The court must read the entire document and apply its provisions as if the Settlor intended the document to be consistent throughout. This also allows the court to explain an ambiguous section of the Trust by looking at a different section of the Trust and apply a consistent intent to the entire document.
For example, let’s say a Trust gives a gift to son, and then says if son does not survive the gift “passes to children.” It does not specify the children and it does not state whether the terms refers to the Settlor’s other children or the son’s children (the grandchildren of the Settlor).
In the subsequent Trust sections, similar gifts are made to Settlors other three kids and each one says if the child does not survive, the gift passes to the “child’s children (the Settlor’s grandchildren).”

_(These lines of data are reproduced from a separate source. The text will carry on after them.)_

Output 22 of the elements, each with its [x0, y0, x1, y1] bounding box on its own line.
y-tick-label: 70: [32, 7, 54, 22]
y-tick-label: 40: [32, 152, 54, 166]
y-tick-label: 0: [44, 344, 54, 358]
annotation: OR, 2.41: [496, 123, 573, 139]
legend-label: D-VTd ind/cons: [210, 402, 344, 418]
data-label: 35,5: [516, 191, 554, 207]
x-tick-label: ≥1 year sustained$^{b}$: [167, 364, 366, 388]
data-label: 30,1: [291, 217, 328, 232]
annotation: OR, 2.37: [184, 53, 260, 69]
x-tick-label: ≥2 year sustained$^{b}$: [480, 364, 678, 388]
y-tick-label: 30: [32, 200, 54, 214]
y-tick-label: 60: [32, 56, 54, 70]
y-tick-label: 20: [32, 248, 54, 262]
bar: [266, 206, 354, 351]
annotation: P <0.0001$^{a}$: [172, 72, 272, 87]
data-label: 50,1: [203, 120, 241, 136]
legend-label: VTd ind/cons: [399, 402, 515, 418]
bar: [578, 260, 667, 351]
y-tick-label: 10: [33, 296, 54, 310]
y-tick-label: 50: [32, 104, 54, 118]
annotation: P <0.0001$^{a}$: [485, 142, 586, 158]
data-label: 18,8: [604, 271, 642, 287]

We have an ambiguity as to son, but the gifts to the other three children are not ambiguous. In order to interpret the correct distribution of son’s share, the Court must read the Trust document as a consistent whole and the Court can use the language found under the other gifts to interpret the correct distribution of son’s share. Since every other gift passes to the child’s children if the child does not survive, son’s gift should pass to his children if son does not survive the Settlor.
This pattern allows the Trust to be read and applied as a consistent whole. The law presumes that the Settlor would not want to treat one part of the Trust document differently from another section of the Trust document.
It may seem like an odd rule at first, but it provides some framework that the court can apply to figure out an ambiguous Trust.